Ci sono dei rapporti che si codificano nel tempo in maniera strana e spesso errata e che è difficile correggere se non sottraendosi.
Questo lo spiega molto bene un racconto di Edgar Allan Poe, maestro dell’arte del racconto breve. In un uno di essi, Il ritratto ovale, c’è un narratore del tutto estraneo alla storia che in una notte di bufera durante un viaggio si ferma in un castello disabitato. Si impossessa di una camera per riposare qualche ora e trova un libretto che racconta tutti i quadri appesi alle pareti. Uno tra questi lo inquieta profondamente.

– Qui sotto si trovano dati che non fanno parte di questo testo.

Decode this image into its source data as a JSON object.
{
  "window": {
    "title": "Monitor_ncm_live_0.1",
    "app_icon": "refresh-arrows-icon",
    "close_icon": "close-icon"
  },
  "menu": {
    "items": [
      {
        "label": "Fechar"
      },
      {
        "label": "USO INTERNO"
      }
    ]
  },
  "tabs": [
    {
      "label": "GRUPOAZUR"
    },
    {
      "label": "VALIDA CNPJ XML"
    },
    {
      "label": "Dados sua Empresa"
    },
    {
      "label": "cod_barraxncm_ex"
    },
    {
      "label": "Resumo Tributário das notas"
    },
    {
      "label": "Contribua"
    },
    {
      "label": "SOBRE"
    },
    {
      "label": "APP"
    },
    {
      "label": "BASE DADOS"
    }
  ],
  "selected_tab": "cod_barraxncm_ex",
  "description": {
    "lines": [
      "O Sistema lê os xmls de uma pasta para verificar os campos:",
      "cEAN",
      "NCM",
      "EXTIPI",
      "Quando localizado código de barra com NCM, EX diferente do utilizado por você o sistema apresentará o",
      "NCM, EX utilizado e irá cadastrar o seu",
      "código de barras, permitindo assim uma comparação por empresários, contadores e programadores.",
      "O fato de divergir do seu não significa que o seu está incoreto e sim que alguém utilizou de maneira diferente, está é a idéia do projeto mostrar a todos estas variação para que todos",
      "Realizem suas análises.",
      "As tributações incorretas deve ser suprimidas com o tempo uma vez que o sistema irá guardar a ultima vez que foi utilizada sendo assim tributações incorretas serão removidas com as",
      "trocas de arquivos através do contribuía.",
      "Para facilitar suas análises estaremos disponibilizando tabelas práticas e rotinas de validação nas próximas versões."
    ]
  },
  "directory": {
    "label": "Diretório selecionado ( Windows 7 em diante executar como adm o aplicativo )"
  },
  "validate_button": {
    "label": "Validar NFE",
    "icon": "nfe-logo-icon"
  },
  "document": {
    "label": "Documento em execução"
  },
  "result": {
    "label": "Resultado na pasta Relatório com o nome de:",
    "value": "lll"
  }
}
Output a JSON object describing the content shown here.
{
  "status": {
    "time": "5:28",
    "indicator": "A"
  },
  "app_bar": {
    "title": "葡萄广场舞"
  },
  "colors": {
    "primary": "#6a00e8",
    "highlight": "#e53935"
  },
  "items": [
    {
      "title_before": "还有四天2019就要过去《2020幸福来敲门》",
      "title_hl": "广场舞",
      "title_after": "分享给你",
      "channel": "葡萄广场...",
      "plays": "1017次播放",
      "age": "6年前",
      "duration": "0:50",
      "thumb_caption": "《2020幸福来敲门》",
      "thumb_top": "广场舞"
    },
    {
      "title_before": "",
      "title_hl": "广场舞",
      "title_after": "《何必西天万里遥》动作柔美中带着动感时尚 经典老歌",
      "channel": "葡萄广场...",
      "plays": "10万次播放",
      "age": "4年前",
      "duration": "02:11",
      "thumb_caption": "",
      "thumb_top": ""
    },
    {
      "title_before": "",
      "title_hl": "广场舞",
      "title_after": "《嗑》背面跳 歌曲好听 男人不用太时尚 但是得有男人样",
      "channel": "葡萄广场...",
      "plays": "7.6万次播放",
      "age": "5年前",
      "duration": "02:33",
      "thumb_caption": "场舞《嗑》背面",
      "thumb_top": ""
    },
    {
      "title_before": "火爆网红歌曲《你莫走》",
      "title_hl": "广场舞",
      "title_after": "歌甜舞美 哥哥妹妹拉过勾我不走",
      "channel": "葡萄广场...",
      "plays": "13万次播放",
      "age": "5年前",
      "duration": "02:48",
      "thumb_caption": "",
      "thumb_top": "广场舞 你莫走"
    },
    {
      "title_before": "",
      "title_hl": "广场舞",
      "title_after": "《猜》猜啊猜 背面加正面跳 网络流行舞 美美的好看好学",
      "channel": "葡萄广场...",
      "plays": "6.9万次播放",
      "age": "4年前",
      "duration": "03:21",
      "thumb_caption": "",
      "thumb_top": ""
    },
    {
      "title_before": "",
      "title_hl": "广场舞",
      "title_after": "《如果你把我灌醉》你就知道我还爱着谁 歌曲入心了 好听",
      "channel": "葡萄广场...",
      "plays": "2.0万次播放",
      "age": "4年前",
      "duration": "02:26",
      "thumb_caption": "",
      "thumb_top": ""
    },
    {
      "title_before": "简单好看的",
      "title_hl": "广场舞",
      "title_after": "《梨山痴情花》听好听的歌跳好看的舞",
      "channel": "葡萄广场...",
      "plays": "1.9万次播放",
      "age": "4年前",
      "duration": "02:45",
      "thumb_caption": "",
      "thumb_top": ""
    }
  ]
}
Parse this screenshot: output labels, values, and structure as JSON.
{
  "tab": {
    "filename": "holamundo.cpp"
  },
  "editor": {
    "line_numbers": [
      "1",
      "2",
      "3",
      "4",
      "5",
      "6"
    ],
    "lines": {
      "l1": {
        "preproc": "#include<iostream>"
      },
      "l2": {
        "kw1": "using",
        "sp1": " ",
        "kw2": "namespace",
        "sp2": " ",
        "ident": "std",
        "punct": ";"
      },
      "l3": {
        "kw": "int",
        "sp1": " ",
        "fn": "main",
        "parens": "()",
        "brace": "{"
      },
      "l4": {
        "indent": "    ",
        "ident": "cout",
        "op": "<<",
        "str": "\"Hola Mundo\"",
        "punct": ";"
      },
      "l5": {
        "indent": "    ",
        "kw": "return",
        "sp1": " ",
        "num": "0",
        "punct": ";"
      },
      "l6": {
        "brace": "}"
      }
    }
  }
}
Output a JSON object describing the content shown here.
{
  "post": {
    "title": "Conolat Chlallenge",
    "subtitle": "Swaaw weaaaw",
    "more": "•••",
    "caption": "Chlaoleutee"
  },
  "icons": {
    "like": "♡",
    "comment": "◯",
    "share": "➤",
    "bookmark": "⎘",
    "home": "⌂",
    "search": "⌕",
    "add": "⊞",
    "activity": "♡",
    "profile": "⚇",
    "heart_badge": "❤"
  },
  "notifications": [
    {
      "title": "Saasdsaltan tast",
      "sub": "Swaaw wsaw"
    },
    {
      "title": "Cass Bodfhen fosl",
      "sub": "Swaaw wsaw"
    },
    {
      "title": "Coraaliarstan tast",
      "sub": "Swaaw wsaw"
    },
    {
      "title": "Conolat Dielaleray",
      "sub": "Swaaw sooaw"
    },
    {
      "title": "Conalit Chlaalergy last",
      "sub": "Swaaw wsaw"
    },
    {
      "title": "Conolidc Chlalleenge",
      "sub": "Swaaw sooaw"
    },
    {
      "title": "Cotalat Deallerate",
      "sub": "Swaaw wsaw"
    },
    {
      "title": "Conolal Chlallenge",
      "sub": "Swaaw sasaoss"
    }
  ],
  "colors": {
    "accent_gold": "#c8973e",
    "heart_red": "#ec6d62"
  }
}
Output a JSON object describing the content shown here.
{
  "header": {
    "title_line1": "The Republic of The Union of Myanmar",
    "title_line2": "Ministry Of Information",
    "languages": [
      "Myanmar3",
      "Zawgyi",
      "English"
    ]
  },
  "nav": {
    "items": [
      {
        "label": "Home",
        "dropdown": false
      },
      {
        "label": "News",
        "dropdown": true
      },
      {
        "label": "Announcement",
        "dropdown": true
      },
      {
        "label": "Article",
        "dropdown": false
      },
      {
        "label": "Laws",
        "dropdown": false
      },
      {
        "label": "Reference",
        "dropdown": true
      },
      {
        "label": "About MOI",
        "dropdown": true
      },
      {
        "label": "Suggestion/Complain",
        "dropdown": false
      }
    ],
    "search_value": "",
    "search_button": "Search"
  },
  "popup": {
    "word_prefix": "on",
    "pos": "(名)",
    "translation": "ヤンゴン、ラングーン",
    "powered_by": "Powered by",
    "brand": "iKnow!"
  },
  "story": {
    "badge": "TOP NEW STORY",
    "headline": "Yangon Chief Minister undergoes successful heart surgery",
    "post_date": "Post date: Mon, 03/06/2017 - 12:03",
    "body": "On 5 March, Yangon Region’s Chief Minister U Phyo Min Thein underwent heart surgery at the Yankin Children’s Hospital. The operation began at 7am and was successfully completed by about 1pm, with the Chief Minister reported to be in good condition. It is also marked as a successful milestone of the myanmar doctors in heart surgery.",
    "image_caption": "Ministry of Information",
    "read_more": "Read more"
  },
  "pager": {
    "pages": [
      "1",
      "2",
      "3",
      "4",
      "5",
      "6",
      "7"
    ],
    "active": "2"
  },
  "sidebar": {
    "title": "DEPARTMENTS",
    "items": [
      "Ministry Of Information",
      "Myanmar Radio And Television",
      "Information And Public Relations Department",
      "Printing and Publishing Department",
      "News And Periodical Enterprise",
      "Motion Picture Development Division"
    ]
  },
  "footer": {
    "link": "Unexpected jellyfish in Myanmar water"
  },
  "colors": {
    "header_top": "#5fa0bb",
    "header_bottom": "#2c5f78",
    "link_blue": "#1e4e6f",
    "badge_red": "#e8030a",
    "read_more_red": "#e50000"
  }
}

Scopre nel libretto che quel ritratto ovale di una giovane donna che sembra viva, è il ritratto della moglie del pittore. La donna aveva accettato per amore dell’uomo che era suo marito, ma questi la costringe a pose lunghe ed estenuanti, ricercando la perfezione e la vividezza dell’immagine. Nella febbre di questa ricerca non si accorge che la donna diventa sempre più gracile e stanca, sempre più pallida ed esangue, come se la vita la stesse abbandonando. Tanto più lui cresce nell’esaltazione del risultato tanto lei più si indebolisce nell’immobilismo. Fino a che, all’ultima pennellata, l’uomo pienamente soddisfatto del suo lavoro, alza lo sguardo su sua moglie e si rende conto che lei è lì, morta, mentre nel quadro è viva.
La donna per amore – o indolenza, o incapacità, questo non è dato saperlo – non si è sottratta al suo destino al costo della sua stessa vita.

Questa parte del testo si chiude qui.